The bad news is that standard measurement of liver function, such as AST and ALT levels, are not useful in detecting chronic hepatitis or monitoring the progress of the allograft. Instead, regular measurement of autoantibodies may be needed, lead author Dr. Helen M. Evans, from Birmingham Children's Hospital in the UK, and colleagues note.
The findings are based on an analysis of serial liver biopsies in 158 asymptomatic children with 5-year survival of their liver allograft. The histology results were then correlated with clinical, serological, and biochemical findings. Cyclosporine A was the main immunosuppressive agent used and corticosteroid withdrawal began 3 months after transplantation.
At 1-year follow-up, 68% of subjects had normal liver histology, but by 10 years, the percentage had fallen to 31%. During this time, the rate of chronic hepatitis, the most common histologic abnormality, increased from 22% to 64%.
Chronic hepatitis-associated fibrosis rates rose from 52% to 91% during the 10 years of follow-up. Moreover, the severity of fibrosis increased with time: 15% of cases had progressed to cirrhosis by 10 years.

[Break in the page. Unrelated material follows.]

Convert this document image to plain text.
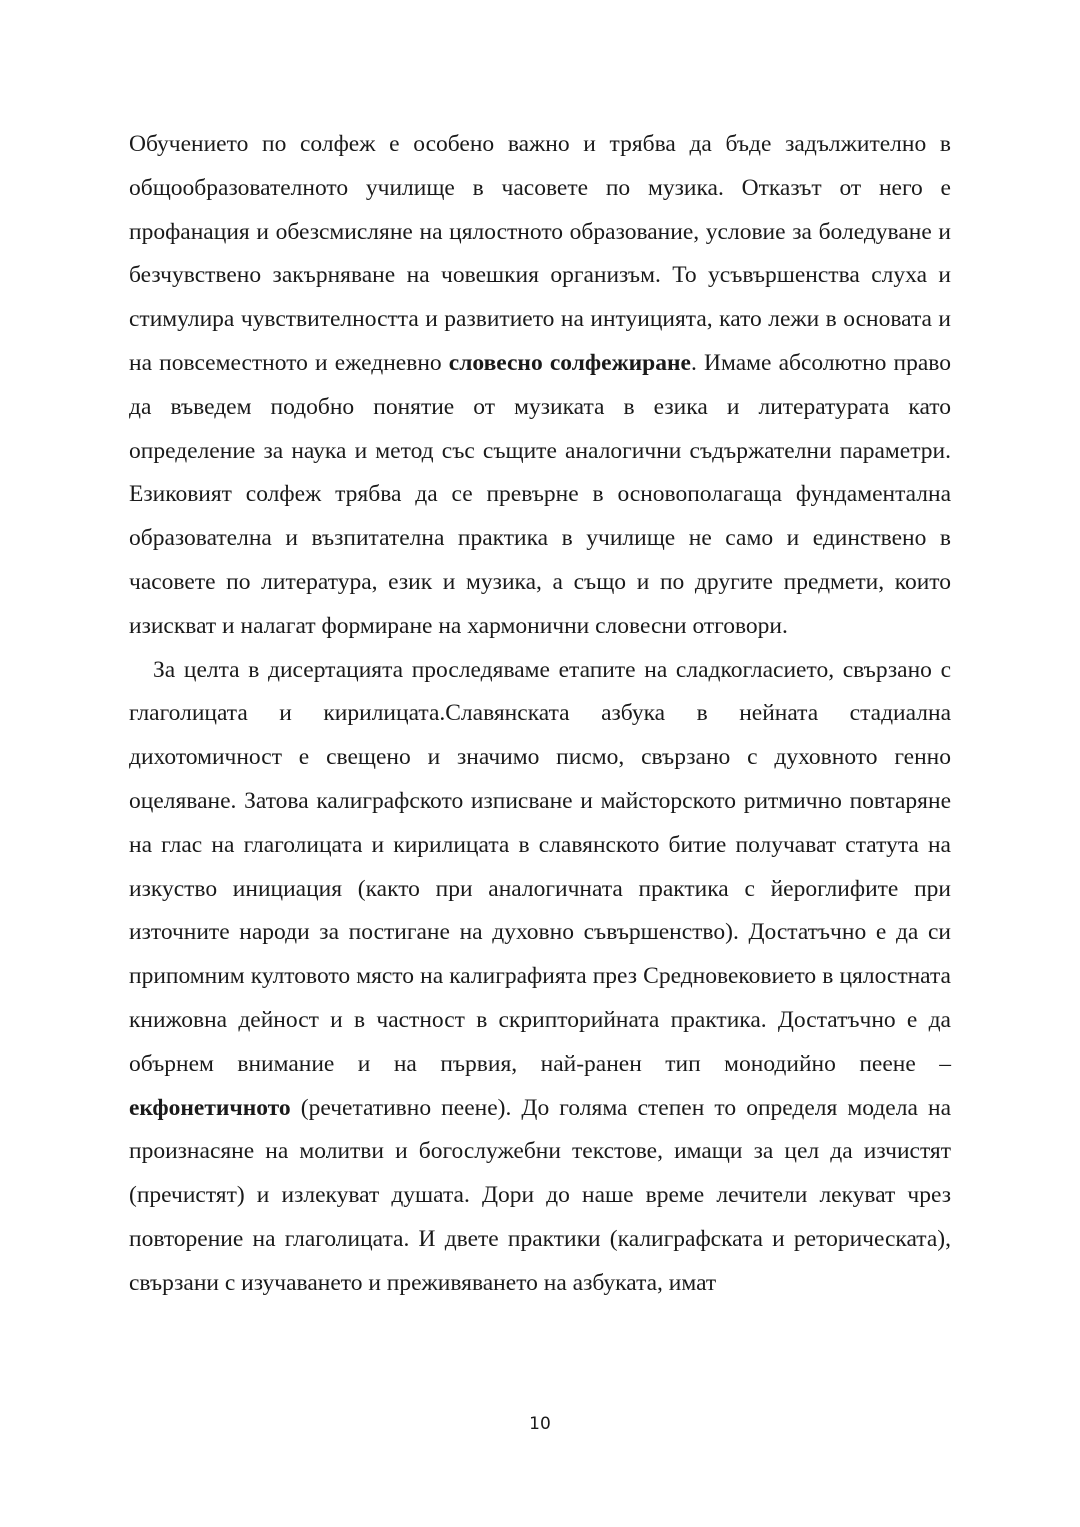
Обучението по солфеж е особено важно и трябва да бъде задължително в общообразователното училище в часовете по музика. Отказът от него е профанация и обезсмисляне на цялостното образование, условие за боледуване и безчувствено закърняване на човешкия организъм. То усъвършенства слуха и стимулира чувствителността и развитието на интуицията, като лежи в основата и на повсеместното и ежедневно словесно солфежиране. Имаме абсолютно право да въведем подобно понятие от музиката в езика и литературата като определение за наука и метод със същите аналогични съдържателни параметри. Езиковият солфеж трябва да се превърне в основополагаща фундаментална образователна и възпитателна практика в училище не само и единствено в часовете по литература, език и музика, а също и по другите предмети, които изискват и налагат формиране на хармонични словесни отговори.

За целта в дисертацията проследяваме етапите на сладкогласието, свързано с глаголицата и кирилицата.Славянската азбука в нейната стадиална дихотомичност е свещено и значимо писмо, свързано с духовното генно оцеляване. Затова калиграфското изписване и майсторското ритмично повтаряне на глас на глаголицата и кирилицата в славянското битие получават статута на изкуство инициация (както при аналогичната практика с йероглифите при източните народи за постигане на духовно съвършенство). Достатъчно е да си припомним култовото място на калиграфията през Средновековието в цялостната книжовна дейност и в частност в скрипторийната практика. Достатъчно е да обърнем внимание и на първия, най-ранен тип монодийно пеене – екфонетичното (речетативно пеене). До голяма степен то определя модела на произнасяне на молитви и богослужебни текстове, имащи за цел да изчистят (пречистят) и излекуват душата. Дори до наше време лечители лекуват чрез повторение на глаголицата. И двете практики (калиграфската и реторическата), свързани с изучаването и преживяването на азбуката, имат

10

As suggested, levels of AST and ALT were only slightly elevated in patients with chronic hepatitis and were not useful in identifying the condition. By contrast, autoantibody positivity was much more common in children with hepatitis than in those with normal histology: 80% vs. 10% at 10 years.
Autoimmune hepatitis was diagnosed in four children and another two tested positive for infection with hepatitis C virus. The cause of hepatitis in the remaining cases was unknown.
The results "indicate that important histologic abnormalities can be seen in protocol biopsies obtained from children who are clinically well with good graft function and normal liver biochemistry," the researchers conclude.